Nicholas Lodge, the managing partner of Clarity, a newly established financial and agriculture consultancy in Abu Dhabi, believes every investor should ensure that agriculture is part of their diversified portfolio. "As a sector, agriculture and food is something people are either becoming aware of, are already aware of, or are taking advantage of," Mr Lodge says. "Our view is that demand is going to outstrip supply in the long run and that can only lead to one thing - prices trending upwards."
The facts certainly tally with Mr Lodge's prediction. World agriculture area per person is set to fall 28 per cent by 2045, according to the Food and Agriculture Organisation. There already has been a 43 per cent drop since 1965, but the yield from wheat in India and corn and rice in China has increased. So although land has become more scarce, the amount of food farmed from that land has increased.
Until recently, food prices had not experienced dramatic long-term rises. But they could continue to increase because the yield on land is now predicted to plateau as the area per person decreases. China and India's insatiable growth is also set to continue.
Yet gaining direct exposure to rising commodity prices can be hard. Investors have to buy an asset called a future, a contract between two parties to buy or sell a commodity at a future date on a price agreed today.
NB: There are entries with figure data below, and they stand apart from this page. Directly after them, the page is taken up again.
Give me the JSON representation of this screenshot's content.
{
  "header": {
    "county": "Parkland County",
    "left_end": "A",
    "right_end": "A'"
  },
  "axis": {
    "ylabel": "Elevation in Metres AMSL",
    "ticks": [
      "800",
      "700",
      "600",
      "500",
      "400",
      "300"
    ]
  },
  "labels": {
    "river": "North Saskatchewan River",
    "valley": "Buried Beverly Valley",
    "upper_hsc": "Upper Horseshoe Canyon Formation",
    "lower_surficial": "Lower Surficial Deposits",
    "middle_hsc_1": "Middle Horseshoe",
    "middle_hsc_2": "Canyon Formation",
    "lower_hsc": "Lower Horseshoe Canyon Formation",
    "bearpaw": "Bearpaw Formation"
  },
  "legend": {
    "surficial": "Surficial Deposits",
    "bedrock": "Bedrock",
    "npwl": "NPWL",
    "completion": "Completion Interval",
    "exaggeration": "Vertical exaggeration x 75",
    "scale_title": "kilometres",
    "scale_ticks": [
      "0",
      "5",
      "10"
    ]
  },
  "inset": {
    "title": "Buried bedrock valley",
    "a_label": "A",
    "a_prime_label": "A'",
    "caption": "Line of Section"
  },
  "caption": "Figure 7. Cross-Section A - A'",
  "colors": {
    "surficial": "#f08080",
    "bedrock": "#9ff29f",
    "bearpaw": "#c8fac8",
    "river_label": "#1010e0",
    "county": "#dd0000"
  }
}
The future contract is for a relatively short period, such as three months, and tends to be rolled over so buyers do not have to receive the physical commodity.
"Despite the predicted growth for agriculture, the important point to note for investors is that just because it's a long-term theme doesn't mean that your asset will go up," says Mr Kelleher. "You can't think of commodities in a buy-and-hold way as you can for equities."
Advisers say retail investors should consult a broker or qualified financial adviser to ensure they understand the trade before diving into commodities.
Investors should also understand the tracking process if the investment is an exchange-traded fund, says Mr Kelleher. "An ETF manager does not want to own the underlying commodity so it's often not an efficient form of tracking a commodity's price," he says.
Buying into agriculture companies could be the solution, but these also are at subject to the vagaries of the market.